ГЕНЕРАЛ. Прорван центр, ура!
КНЯЗЬ. Ну, я от такой широкой совести отошел. Моя говорит в этом случае определеннее и короче: не убий! – вот и все. А впрочем, я и теперь не вижу, чтобы мы сколько-нибудь подвинулись в нашем споре. Если бы я опять согласился с вами, что в том положении, которое вы выставляете, всякий, даже нравственно развитой и вполне добросовестный человек, мог бы под влиянием сострадания и не имея достаточно времени, чтобы дать себе ясный отчет о нравственном качестве своего поступка, мог бы допустить себя до убийства, – то что же опять-таки отсюда следует для главного-то нашего вопроса? Разве, повторяю, Тамерлан, или Александр Македонский, или лорд Кичинер убивали и заставляли убивать людей для защиты слабых существ от покушавшихся на них злодеев?

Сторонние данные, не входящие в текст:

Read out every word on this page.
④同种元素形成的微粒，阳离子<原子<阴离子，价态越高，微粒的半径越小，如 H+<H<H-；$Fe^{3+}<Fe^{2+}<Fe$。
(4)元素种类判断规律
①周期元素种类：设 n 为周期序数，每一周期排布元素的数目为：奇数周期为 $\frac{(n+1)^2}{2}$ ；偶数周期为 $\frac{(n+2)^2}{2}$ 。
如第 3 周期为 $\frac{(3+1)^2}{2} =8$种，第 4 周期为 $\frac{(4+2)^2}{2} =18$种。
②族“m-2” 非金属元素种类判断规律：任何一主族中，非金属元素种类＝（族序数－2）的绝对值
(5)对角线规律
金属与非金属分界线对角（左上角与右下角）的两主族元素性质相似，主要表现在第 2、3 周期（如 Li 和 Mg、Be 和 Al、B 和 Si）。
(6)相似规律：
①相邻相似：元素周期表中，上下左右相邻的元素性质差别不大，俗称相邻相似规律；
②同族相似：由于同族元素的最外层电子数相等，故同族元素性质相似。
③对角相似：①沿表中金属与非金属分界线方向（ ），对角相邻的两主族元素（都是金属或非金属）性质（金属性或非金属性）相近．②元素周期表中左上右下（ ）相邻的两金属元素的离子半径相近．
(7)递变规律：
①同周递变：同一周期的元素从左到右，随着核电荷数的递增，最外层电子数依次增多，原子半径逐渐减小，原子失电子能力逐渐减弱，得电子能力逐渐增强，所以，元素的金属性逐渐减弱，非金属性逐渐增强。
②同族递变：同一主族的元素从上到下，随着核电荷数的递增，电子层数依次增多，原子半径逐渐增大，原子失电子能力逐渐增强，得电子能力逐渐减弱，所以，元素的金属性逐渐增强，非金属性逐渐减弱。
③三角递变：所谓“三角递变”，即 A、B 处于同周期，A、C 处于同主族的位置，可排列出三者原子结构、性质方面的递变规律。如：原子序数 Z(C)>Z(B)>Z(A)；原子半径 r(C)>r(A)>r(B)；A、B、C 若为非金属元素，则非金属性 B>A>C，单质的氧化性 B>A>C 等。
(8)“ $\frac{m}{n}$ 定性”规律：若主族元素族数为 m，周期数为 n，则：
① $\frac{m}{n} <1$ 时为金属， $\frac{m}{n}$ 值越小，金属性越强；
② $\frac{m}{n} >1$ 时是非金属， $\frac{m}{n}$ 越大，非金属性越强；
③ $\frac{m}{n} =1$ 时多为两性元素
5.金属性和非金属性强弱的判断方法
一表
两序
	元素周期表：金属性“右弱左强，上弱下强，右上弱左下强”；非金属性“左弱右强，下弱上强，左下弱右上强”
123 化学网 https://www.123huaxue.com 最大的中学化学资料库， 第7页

Г[-н] Z. Хотя сопоставление Тамерлана с Александром Македонским есть плохое предвещание для наших исторических вопросов, но так как вы вот уже второй раз нетерпеливо переходите в эту область, то позвольте мне сделать историческую ссылку, которая действительно поможет нам связать вопрос о личной защите с вопросом о защите государственной. Дело было в двенадцатом столетии, в Киеве. Удельные князья, уже тогда, по-видимому, державшиеся ваших взглядов на войну и полагавшие, что ссориться и драться можно только «chez soi», [6] не соглашались идти в поход против половцев, говоря, что им жалко подвергать людей бедствиям войны. На это великий князь Владимир Мономах держал такую речь: «Вы жалеете смердов, а о том не подумаете, что вот придет весна, выедет смерд в поле…»
6
Между собой (фр.).
ДАМА. Пожалуйста, без дурных слов!
Г[-н] Z. Да ведь это из летописи.
ДАМА. А вы ее все равно наизусть не помните, так говорите своими словами. А то выходит как-то глупо: «придет весна» – ждешь: «зацветут цветы, запоют соловьи», и вдруг какой-то «смерд»!
Г[-н] Z. Ну, хорошо. «Придет весна, выедет крестьянин в поле с конем, землю пахать. Приедет половчин, крестьянина убьет, коня уведет; наедут потом половцы большою толпой, всех крестьян перебьют, жен с детьми в полон заберут, скот угонят, село выжгут. Что же вы в этом-то людей не жалеете? Я их жалею, для того и зову вас на половцев». На этот раз пристыженные князья послушались, и земля отдохнула при Владимире Мономахе. Ну а потом они вернулись к своему миролюбию, избегавшему внешних войн, чтобы на досуге дома безобразничать, и кончилось для России монгольским игом, а для собственных потомков этих князей – тем угощением, которое поднесла им история в лице Ивана Четвертого.